« Ruiz m’a dit que je devais être son remplaçant »

Il vient d’avoir 19 ans et a déjà offert une belle panoplie de dribbles à la D1. Mais le chemin vers le top semble encore bien éloigné…

Un diamant brut qu’il faut encore façonner : voilà le genre de cliché que l’on emploie souvent à tort et à travers pour parler d’un joueur. Au sujet de Yassine El Ghanassy, l’expression prend sans doute tout son sens. Le Belgo-Marocain de 19 ans a du talent à revendre, c’est certain. Il dribble mieux que quiconque et sa vitesse balle au pied est impressionnante, pour ne citer que deux qualités. Cependant, ce sont surtout ses lacunes que ses proches mettent en évidence pour lui éviter de prendre la grosse tête. Yassine face aux  » critiques « .

 » Il n’est pas méchant mais un peu dikke nek « 

Jean-Claude Verbist, ex-manager de La Louvière :  » Je lui ai fait signer son premier contrat, alors qu’il n’avait que 16 ans. Plus tard, je me suis occupé de son transfert à La Gantoise. Je suis copain avec Michel Louwagie depuis 10 ans car j’ai longtemps travaillé pour le patron de VDK ( NDLR– A l’époque, c’était Frans Verheecke) et j’ai donc souvent été invité dans la loge de cette firme à Gand. Michel sait qu’il peut me faire confiance. Ils sont venus voir BenoîtLadrière et l’ont transféré mais je lui ai dit : -Michel, tu n’as pas pris le meilleur. A l’époque, El Ghanassy avait loupé quelques matches parce qu’il avait eu des problèmes avec l’entraîneur. Contre Alost, alors que le score était de 3-3 et qu’il fallait tirer un penalty dans les dernières minutes, il avait arraché le ballon du joueur qui était désigné pour le tirer. Il n’est pas méchant mais un peu dikke nek. Il faut le maîtriser car il est très sûr de lui. Il a loupé le penalty et l’entraîneur lui en a voulu. Il l’a un peu massacré et on en parlé dans les journaux pendant des jours.

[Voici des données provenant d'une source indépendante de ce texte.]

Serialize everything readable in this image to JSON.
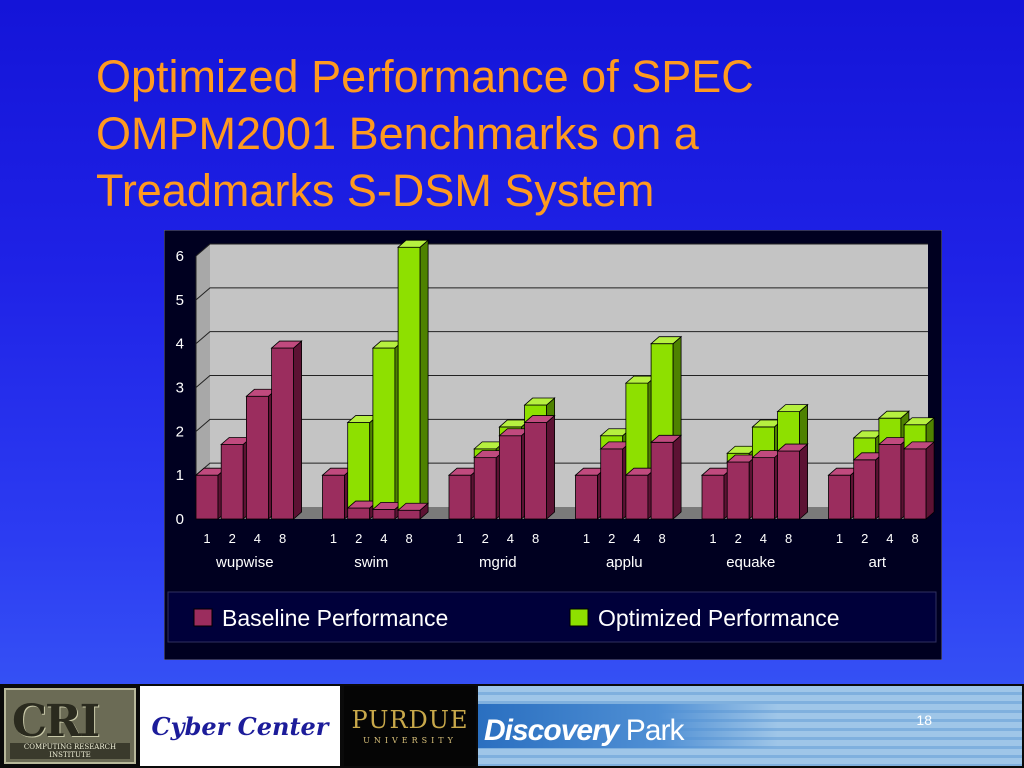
{
  "slide": {
    "title_lines": [
      "Optimized Performance of SPEC",
      "OMPM2001 Benchmarks on a",
      "Treadmarks S-DSM System"
    ],
    "page_number": "18"
  },
  "footer": {
    "cri_letters": "CRI",
    "cri_subtitle": "COMPUTING RESEARCH INSTITUTE",
    "cyber_center": "Cyber Center",
    "purdue": "PURDUE",
    "purdue_sub": "UNIVERSITY",
    "discovery": "Discovery",
    "park": "Park"
  },
  "chart_data": {
    "type": "bar",
    "style": "3d-stacked",
    "ylim": [
      0,
      6
    ],
    "yticks": [
      "0",
      "1",
      "2",
      "3",
      "4",
      "5",
      "6"
    ],
    "grid": true,
    "groups": [
      "wupwise",
      "swim",
      "mgrid",
      "applu",
      "equake",
      "art"
    ],
    "processors": [
      "1",
      "2",
      "4",
      "8"
    ],
    "series": [
      {
        "name": "Baseline Performance",
        "color": "#9b2d5e",
        "values": [
          [
            1.0,
            1.7,
            2.8,
            3.9
          ],
          [
            1.0,
            0.25,
            0.22,
            0.2
          ],
          [
            1.0,
            1.4,
            1.9,
            2.2
          ],
          [
            1.0,
            1.6,
            1.0,
            1.75
          ],
          [
            1.0,
            1.3,
            1.4,
            1.55
          ],
          [
            1.0,
            1.35,
            1.7,
            1.6
          ]
        ]
      },
      {
        "name": "Optimized Performance",
        "color": "#8ee000",
        "values": [
          [
            1.0,
            1.7,
            2.8,
            3.9
          ],
          [
            1.0,
            2.2,
            3.9,
            6.2
          ],
          [
            1.0,
            1.6,
            2.1,
            2.6
          ],
          [
            1.0,
            1.9,
            3.1,
            4.0
          ],
          [
            1.0,
            1.5,
            2.1,
            2.45
          ],
          [
            1.0,
            1.85,
            2.3,
            2.15
          ]
        ]
      }
    ],
    "legend": "bottom"
  }
}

El Ghanassy : « Je n’aurais peut-être pas dû tirer ce penalty mais celui qui devait le tirer avait peur. C’est le seul que j’ai loupé : le gardien l’a dévié sur le montant. Je tire des penalties depuis que je suis petit, je n’ai pas peur. L’entraîneur s’est fâché parce que je l’ai manqué mais ce n’est quand même pas si grave. « 

Jean-Louis D’Achille, l’entraîneur en question :  » Il a des qualités pour toute la partie du jeu offensif qui exige de la vitesse et de l’habileté en un contre un. Je l’ai souvent vu faire exploser un match en entrant à un quart d’heure de la fin. Il était très jeune, il n’avait que 16 ans et dans le vestiaire, il était entouré d’hommes. Il a un gros potentiel et beaucoup de technique mais il était trop égoïste, un péché de jeunesse. Il peut être charmant mais il doit apprendre à vivre en groupe. Ce qui s’est passé contre Alost, c’est peut-être le vrai Yassine : il n’a pas froid aux yeux, il prend des initiatives et veut se faire remarquer mais il oublie certaines directives. Je lui ai fait remarquer qu’il jouait avec l’argent de ses équipiers. Il était impatient, il voulait réussir à tout prix et il oubliait le collectif. Mais il peut donner beaucoup de satisfactions. Il faut seulement lui faire comprendre qu’il a encore beaucoup de choses à apprendre. J’espère qu’il aura retenu la leçon et qu’il fera une belle carrière.  »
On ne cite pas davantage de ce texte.